From the earliest time I can remember, I was taught by my parents that we must all do what we can to ease the suffering of others. Like many of you, I am sure, I have memories of collecting pop bottles for the deposit, so I could put a few coins in the fold-up cardboard church bank that our church used to support its mission work. (My parents didn't believe in allowances - I always suspected it was because I had five brothers and sisters.) I recall going door-to-door in Wichita to collect for the March of Dimes before I was ten.
As I got older and went away to college, I was involved in blood drives. I still recall how proud I was that the students from little Ottawa (Kansas) University - enrollment 700 - donated more units of blood to the Red Cross than our mighty neighbor, Kansas University - enrollment 24,000.
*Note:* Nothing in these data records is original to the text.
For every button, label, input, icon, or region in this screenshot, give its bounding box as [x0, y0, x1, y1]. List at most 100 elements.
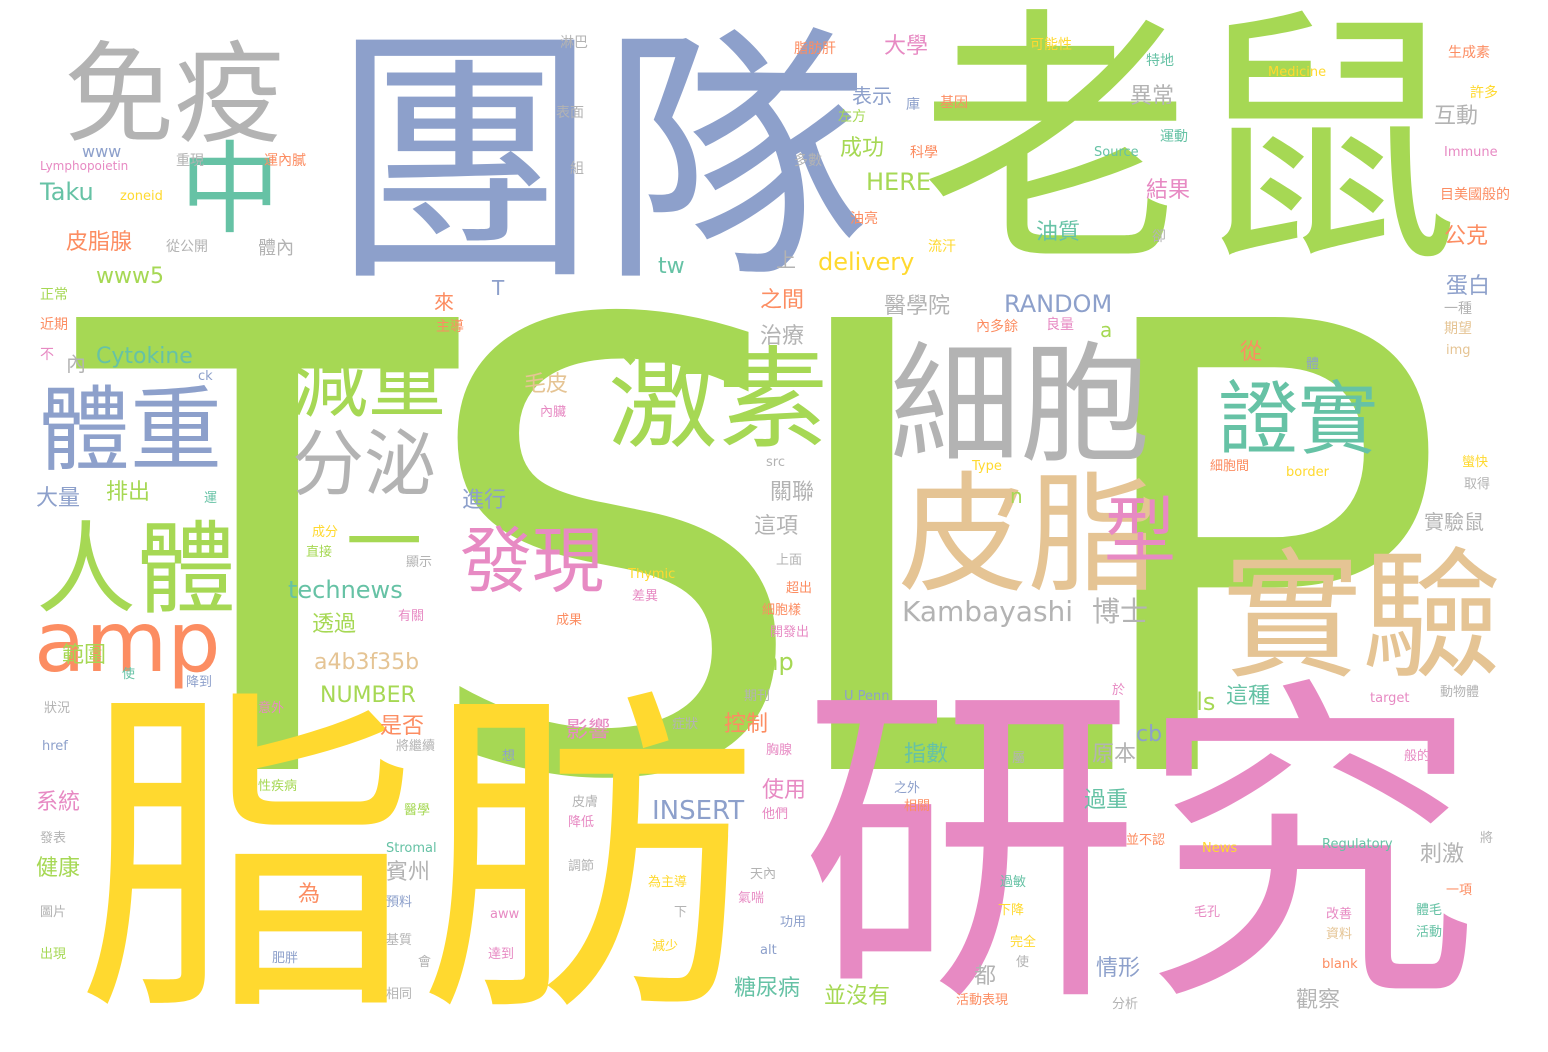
- word-lai: 來: [434, 290, 454, 314]
- word-youguan: 有關: [398, 609, 425, 624]
- word-feipang: 肥胖: [272, 951, 299, 966]
- word-medicine: Medicine: [1268, 65, 1327, 80]
- word-target: target: [1370, 691, 1410, 706]
- word-chayi: 差異: [632, 589, 659, 604]
- word-qingxing: 情形: [1096, 956, 1141, 981]
- word-zhudao: 主導: [436, 319, 464, 335]
- word-bingmeiyou: 並沒有: [824, 984, 891, 1009]
- word-chuxian: 出現: [40, 947, 67, 962]
- word-dou: 都: [974, 964, 997, 989]
- word-xiangtong: 相同: [386, 987, 413, 1002]
- word-guancha: 觀察: [1296, 988, 1341, 1013]
- word-immune: Immune: [1444, 145, 1498, 160]
- word-zhezhong: 這種: [1226, 684, 1271, 709]
- word-kexue: 科學: [910, 145, 938, 161]
- word-tiannei: 天內: [750, 867, 777, 882]
- word-jiangdi: 降低: [568, 815, 595, 830]
- word-shiyanshu: 實驗鼠: [1424, 510, 1484, 534]
- word-xiajiang: 下降: [998, 903, 1025, 918]
- word-qikan: 期刊: [744, 689, 771, 704]
- word-tamen: 他們: [762, 807, 789, 822]
- word-zhifanggan: 脂肪肝: [794, 41, 836, 57]
- word-laoshu: 老鼠: [920, 0, 1460, 300]
- word-src: src: [766, 455, 785, 470]
- word-shiyan: 實驗: [1222, 536, 1503, 699]
- word-technews: technews: [288, 576, 403, 604]
- word-t: T: [492, 276, 505, 300]
- word-jisu: 激素: [608, 336, 828, 464]
- word-renti: 人體: [36, 511, 236, 628]
- word-gongke: 公克: [1444, 224, 1489, 249]
- word-wei: 為: [298, 882, 321, 907]
- word-paichu: 排出: [106, 480, 151, 505]
- word-xiangguan: 相關: [904, 799, 931, 814]
- word-conggongkai: 從公開: [166, 239, 208, 255]
- word-mankuai: 蠻快: [1462, 455, 1489, 470]
- word-jiang: 將: [1480, 831, 1494, 846]
- word-zhong: 中: [180, 131, 280, 248]
- word-shiyong: 使用: [762, 778, 807, 803]
- word-nei: 內: [66, 352, 86, 376]
- word-boshi: 博士: [1092, 595, 1149, 628]
- word-type: Type: [972, 459, 1002, 474]
- word-ziliao: 資料: [1326, 927, 1353, 942]
- word-chaochu: 超出: [786, 581, 813, 596]
- word-shangmian: 上面: [776, 553, 803, 568]
- word-zhengchang: 正常: [40, 287, 68, 303]
- word-kongzhi: 控制: [724, 712, 769, 737]
- word-zhexiang: 這項: [754, 514, 799, 539]
- word-yixue: 醫學: [404, 803, 431, 818]
- word-bande: 般的: [1404, 749, 1431, 764]
- word-yi: 一: [346, 498, 422, 587]
- word-zhengshi: 證實: [1218, 373, 1378, 466]
- word-fenxi: 分析: [1112, 997, 1139, 1012]
- word-qichuan: 氣喘: [738, 891, 765, 906]
- word-xiongxian: 胸腺: [766, 743, 793, 758]
- word-neizang: 內臟: [540, 405, 567, 420]
- word-chengguo: 成果: [556, 613, 583, 628]
- word-img: img: [1446, 343, 1471, 358]
- word-tangniaobing: 糖尿病: [734, 976, 801, 1001]
- word-jinxing: 進行: [462, 488, 507, 513]
- word-aww: aww: [490, 907, 520, 922]
- word-meiguobande: 目美國般的: [1440, 187, 1510, 203]
- word-tw: tw: [658, 254, 685, 279]
- word-jizhi: 基質: [386, 933, 413, 948]
- word-random: RANDOM: [1004, 290, 1113, 318]
- word-xing: 型: [1104, 489, 1177, 573]
- word-jieguo: 結果: [1146, 178, 1191, 203]
- word-yu: 於: [1112, 683, 1126, 698]
- word-lymphopoietin: Lymphopoietin: [40, 159, 129, 173]
- word-insert: INSERT: [652, 796, 745, 826]
- word-jiangjixu: 將繼續: [396, 739, 436, 754]
- word-alt: alt: [760, 943, 777, 958]
- word-cytokine: Cytokine: [96, 344, 193, 369]
- word-zhuangkuang: 狀況: [44, 701, 71, 716]
- word-xibao: 細胞: [890, 329, 1151, 481]
- word-delivery: delivery: [818, 248, 915, 276]
- word-zu: 組: [570, 161, 584, 177]
- word-news: News: [1202, 841, 1238, 856]
- word-faxian: 發現: [460, 519, 605, 603]
- word-xibaojian: 細胞間: [1210, 459, 1250, 474]
- word-touguo: 透過: [312, 612, 357, 637]
- word-huodongbiaoxian: 活動表現: [956, 993, 1009, 1008]
- word-amp: amp: [34, 593, 221, 691]
- word-maopi: 毛皮: [524, 372, 569, 397]
- word-pizhi: 皮脂: [898, 459, 1159, 611]
- word-bingburen: 並不認: [1126, 833, 1166, 848]
- word-yun: 運: [204, 491, 218, 506]
- word-maokong: 毛孔: [1194, 905, 1221, 920]
- word-binzhou: 賓州: [386, 860, 431, 885]
- word-kaifachu: 開發出: [770, 625, 810, 640]
- word-tupian: 圖片: [40, 905, 67, 920]
- word-biaoshi: 表示: [852, 84, 892, 108]
- word-tslp: TSLP: [78, 195, 1450, 916]
- word-jianshao: 減少: [652, 939, 679, 954]
- word-xibaoyang: 細胞樣: [762, 603, 802, 618]
- word-fanwei: 範圍: [62, 643, 107, 668]
- word-yuanben: 原本: [1092, 742, 1137, 767]
- word-yuliao: 預料: [386, 895, 413, 910]
- word-tiaojie: 調節: [568, 859, 595, 874]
So it was only natural that once I got out of school and got my first "real" job, I would contribute to United Way. After all, payroll deduction was an easy way to give, and when I began to fully appreciate the broad range of programs that United Way supported, I increased my giving level to make my support more meaningful.
I still feel an inner need to do what I can to help those who, by accident of birth, or poor decision-making are in greater need than I am. But somewhere along the line - and it's difficult to pinpoint exactly where - my reasons for helping began to undergo subtle changes. At some point, I began to take pride in the fact that the folks in my community care about their neighbors - the ones they don't know as well as the ones they do.
I WANT to be part of a community that is committed to doing whatever is necessary to help our children succeed as adults. I WANT to be part of a community that feels invested in the financial well-being of the entire community. And maybe that's what it means to have a sense of community - maybe that's the difference between having a place to live and being at home.
People have many different reasons for supporting the work of a given organization. Perhaps you benefitted from a Big Brother or Sister when you were young, or found solace at the Boys and Girls Club after school. Perhaps a family member benefitted from counseling services at LifeSpan or Catholic Charities. Perhaps your parents taught you to do whatever you could to ease the suffering of others.
Maybe, like me, you have come to value the fact that you live in a community where people look out for each other's kids, where neighbors care about the financial well-being of each other. If so, I hope you will be a part of United Way's work on behalf of children and families in Butler County. Please support our work for the common good by giving, by advocating and by volunteering.